Here are the Top Ten myths about our feline friends . . .

 

1. All cats prefer canned food.

Not True. While some cats prefer canned food, many cats will only eat dry food. And some cats like to eat both. It is personal preference.

2. Cats cannot be trained.

Not True. Cats are very smart and can be trained to do tricks just like a dog. You may have to use a different training technique though, just because cats are so smart :-).

3. A cat should have a litter before she is spayed.

Definitely Not True. Cats that have a litter before they are spayed are not better for it in any way. In fact, the blood supply to the uterus is greater after a cat has undergone a pregnancy, so that the surgery may incur more bleeding than had the cat been spayed prior to having a pregnancy. Once spayed, cats are healthier and have eliminated the risk for life-threatening uterine infections and some cancers.
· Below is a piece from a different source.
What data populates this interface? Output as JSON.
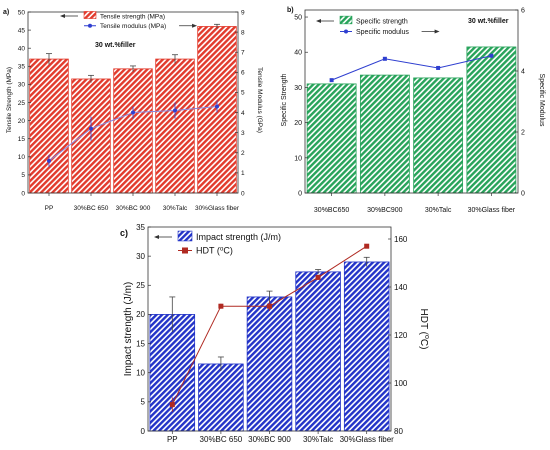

4. All blue-eyed white cats are deaf.

Not True. While there can be a genetic link between white coat and eye color, not all blue-eyed white cats are deaf.
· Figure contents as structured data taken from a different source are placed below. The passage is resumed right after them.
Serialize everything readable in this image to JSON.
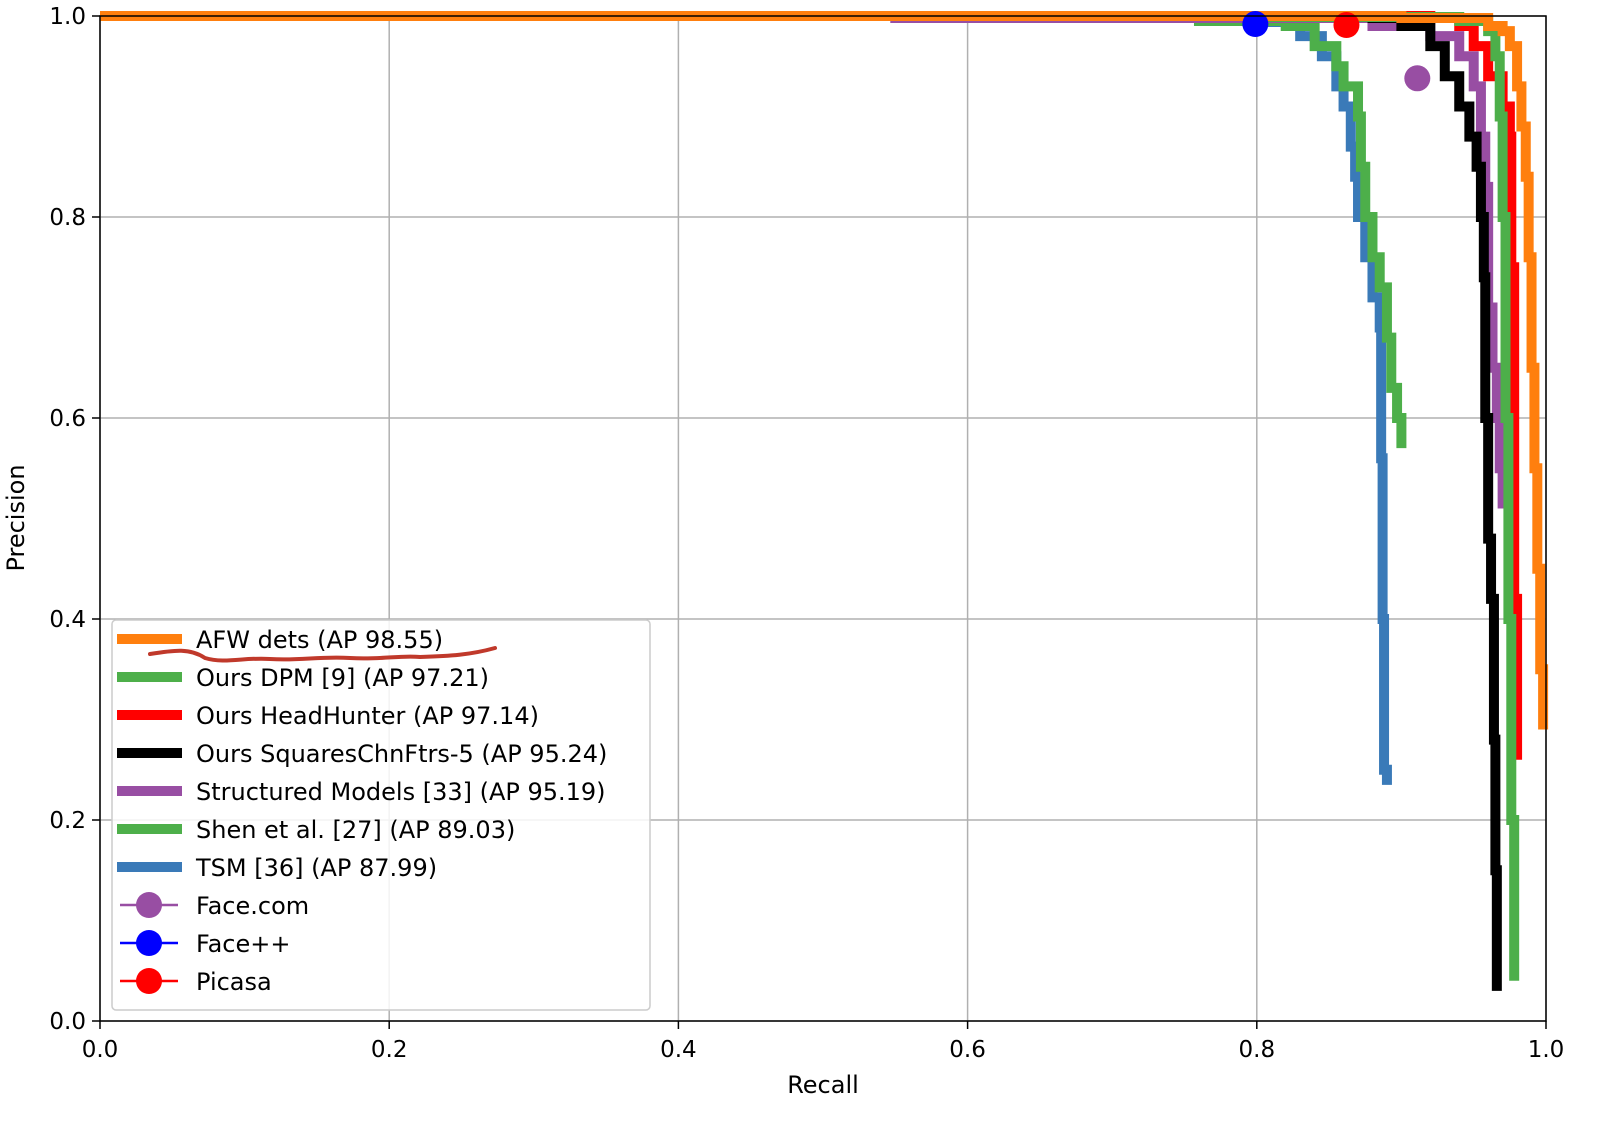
{
  "chart_data": {
    "type": "line",
    "title": "",
    "xlabel": "Recall",
    "ylabel": "Precision",
    "xlim": [
      0.0,
      1.0
    ],
    "ylim": [
      0.0,
      1.0
    ],
    "grid": true,
    "legend_position": "lower-left",
    "x_ticks": [
      "0.0",
      "0.2",
      "0.4",
      "0.6",
      "0.8",
      "1.0"
    ],
    "y_ticks": [
      "0.0",
      "0.2",
      "0.4",
      "0.6",
      "0.8",
      "1.0"
    ],
    "series": [
      {
        "name": "TSM [36] (AP 87.99)",
        "color": "#3a7ab8",
        "points": [
          [
            0.0,
            1.0
          ],
          [
            0.76,
            0.998
          ],
          [
            0.8,
            0.994
          ],
          [
            0.83,
            0.98
          ],
          [
            0.845,
            0.96
          ],
          [
            0.855,
            0.93
          ],
          [
            0.86,
            0.91
          ],
          [
            0.865,
            0.87
          ],
          [
            0.868,
            0.84
          ],
          [
            0.87,
            0.8
          ],
          [
            0.875,
            0.76
          ],
          [
            0.88,
            0.72
          ],
          [
            0.885,
            0.69
          ],
          [
            0.886,
            0.56
          ],
          [
            0.887,
            0.4
          ],
          [
            0.888,
            0.25
          ],
          [
            0.89,
            0.235
          ]
        ]
      },
      {
        "name": "Shen et al. [27] (AP 89.03)",
        "color": "#4daf4a",
        "points": [
          [
            0.0,
            1.0
          ],
          [
            0.76,
            0.995
          ],
          [
            0.82,
            0.99
          ],
          [
            0.84,
            0.97
          ],
          [
            0.855,
            0.95
          ],
          [
            0.86,
            0.93
          ],
          [
            0.87,
            0.9
          ],
          [
            0.872,
            0.85
          ],
          [
            0.875,
            0.8
          ],
          [
            0.88,
            0.76
          ],
          [
            0.885,
            0.73
          ],
          [
            0.89,
            0.68
          ],
          [
            0.893,
            0.63
          ],
          [
            0.897,
            0.6
          ],
          [
            0.9,
            0.57
          ]
        ]
      },
      {
        "name": "Structured Models [33] (AP 95.19)",
        "color": "#984ea3",
        "points": [
          [
            0.0,
            1.0
          ],
          [
            0.55,
            0.998
          ],
          [
            0.6,
            0.998
          ],
          [
            0.88,
            0.99
          ],
          [
            0.92,
            0.98
          ],
          [
            0.94,
            0.96
          ],
          [
            0.95,
            0.93
          ],
          [
            0.955,
            0.88
          ],
          [
            0.958,
            0.83
          ],
          [
            0.96,
            0.71
          ],
          [
            0.963,
            0.65
          ],
          [
            0.966,
            0.6
          ],
          [
            0.968,
            0.55
          ],
          [
            0.97,
            0.51
          ]
        ]
      },
      {
        "name": "Ours SquaresChnFtrs-5 (AP 95.24)",
        "color": "#000000",
        "points": [
          [
            0.0,
            1.0
          ],
          [
            0.88,
            0.998
          ],
          [
            0.9,
            0.99
          ],
          [
            0.92,
            0.97
          ],
          [
            0.93,
            0.94
          ],
          [
            0.94,
            0.91
          ],
          [
            0.947,
            0.88
          ],
          [
            0.952,
            0.85
          ],
          [
            0.955,
            0.8
          ],
          [
            0.957,
            0.74
          ],
          [
            0.958,
            0.6
          ],
          [
            0.96,
            0.48
          ],
          [
            0.962,
            0.42
          ],
          [
            0.964,
            0.28
          ],
          [
            0.965,
            0.15
          ],
          [
            0.966,
            0.03
          ]
        ]
      },
      {
        "name": "Ours HeadHunter (AP 97.14)",
        "color": "#ff0000",
        "points": [
          [
            0.0,
            1.0
          ],
          [
            0.92,
            0.998
          ],
          [
            0.94,
            0.99
          ],
          [
            0.95,
            0.97
          ],
          [
            0.96,
            0.94
          ],
          [
            0.97,
            0.91
          ],
          [
            0.975,
            0.88
          ],
          [
            0.976,
            0.75
          ],
          [
            0.978,
            0.42
          ],
          [
            0.98,
            0.26
          ]
        ]
      },
      {
        "name": "Ours DPM [9] (AP 97.21)",
        "color": "#4daf4a",
        "points": [
          [
            0.0,
            1.0
          ],
          [
            0.8,
            0.999
          ],
          [
            0.94,
            0.995
          ],
          [
            0.96,
            0.985
          ],
          [
            0.965,
            0.96
          ],
          [
            0.968,
            0.9
          ],
          [
            0.97,
            0.8
          ],
          [
            0.972,
            0.6
          ],
          [
            0.974,
            0.4
          ],
          [
            0.976,
            0.2
          ],
          [
            0.978,
            0.04
          ]
        ]
      },
      {
        "name": "AFW dets (AP 98.55)",
        "color": "#ff7f0e",
        "points": [
          [
            0.0,
            1.0
          ],
          [
            0.9,
            0.998
          ],
          [
            0.96,
            0.99
          ],
          [
            0.97,
            0.985
          ],
          [
            0.975,
            0.97
          ],
          [
            0.98,
            0.93
          ],
          [
            0.983,
            0.89
          ],
          [
            0.986,
            0.84
          ],
          [
            0.988,
            0.76
          ],
          [
            0.99,
            0.65
          ],
          [
            0.992,
            0.55
          ],
          [
            0.994,
            0.45
          ],
          [
            0.996,
            0.35
          ],
          [
            0.998,
            0.29
          ]
        ]
      }
    ],
    "markers": [
      {
        "name": "Face.com",
        "color": "#984ea3",
        "x": 0.911,
        "y": 0.938
      },
      {
        "name": "Face++",
        "color": "#0000ff",
        "x": 0.799,
        "y": 0.992
      },
      {
        "name": "Picasa",
        "color": "#ff0000",
        "x": 0.862,
        "y": 0.991
      }
    ],
    "legend": [
      {
        "label": "AFW dets (AP 98.55)",
        "color": "#ff7f0e",
        "kind": "line"
      },
      {
        "label": "Ours DPM [9] (AP 97.21)",
        "color": "#4daf4a",
        "kind": "line"
      },
      {
        "label": "Ours HeadHunter (AP 97.14)",
        "color": "#ff0000",
        "kind": "line"
      },
      {
        "label": "Ours SquaresChnFtrs-5 (AP 95.24)",
        "color": "#000000",
        "kind": "line"
      },
      {
        "label": "Structured Models [33] (AP 95.19)",
        "color": "#984ea3",
        "kind": "line"
      },
      {
        "label": "Shen et al. [27] (AP 89.03)",
        "color": "#4daf4a",
        "kind": "line"
      },
      {
        "label": "TSM [36] (AP 87.99)",
        "color": "#3a7ab8",
        "kind": "line"
      },
      {
        "label": "Face.com",
        "color": "#984ea3",
        "kind": "marker"
      },
      {
        "label": "Face++",
        "color": "#0000ff",
        "kind": "marker"
      },
      {
        "label": "Picasa",
        "color": "#ff0000",
        "kind": "marker"
      }
    ],
    "annotation": {
      "type": "underline",
      "color": "#c0392b",
      "under": "AFW dets (AP 98.55)"
    }
  }
}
5. A cat will let you know when it is sick.

Not True. A cat is often very good at hiding any symptoms that it is not feeling well. This behavior is a result of its survival instinct, trying not to appear vulnerable to a predator. Often by the time a cat allows you to see it is not well, the disease or condition is quite advanced.

6. Mixed breed cats are healthier than purebred cats.

Not True. Both purebred and mixed breed cats can be unhealthy. Mixed breed “domestic” cats can also have many of the genetic diseases common in pedigreed cats, it's just that more medical/genetic background is likely to be known about a pedigreed cat. Some health problems are specific to certain breeds of cats.

7. Cats are happier and healthier when they are outdoors.

Not True. While a cat may enjoy time in the great outdoors, it is definitely not healthier for it to be outside. The outdoor cat is subject to increased exposure to other diseased cats, abscesses from fighting, and injury from other animals like raccoons, dogs and insects. Of course, there is always the danger of being hit by a car too. The average life span of strictly outdoor cats is estimated to be approximately 1 year of age while indoor only cats have an average life span closer to 13 – 15 years.

8. Cats like tasty food.

Not true. Cats actually have poor taste buds. It is their sense of smell that they base their eating preference.

9. Cats don't need heartworm prevention.

Not true. Heartworm disease is spread by mosquitoes, so not only can a cat get heartworm disease, even indoor cats are susceptible.

10. Cats don't need to be trained to use a litter box.

Not Always True. While most kittens demonstrate a natural instinct to use a litter box, not all kittens do. Some kittens will need extra training to use a litter box. Occasionally a cat will also only use a litter box if it is filled with a specific type of litter that the cat prefers.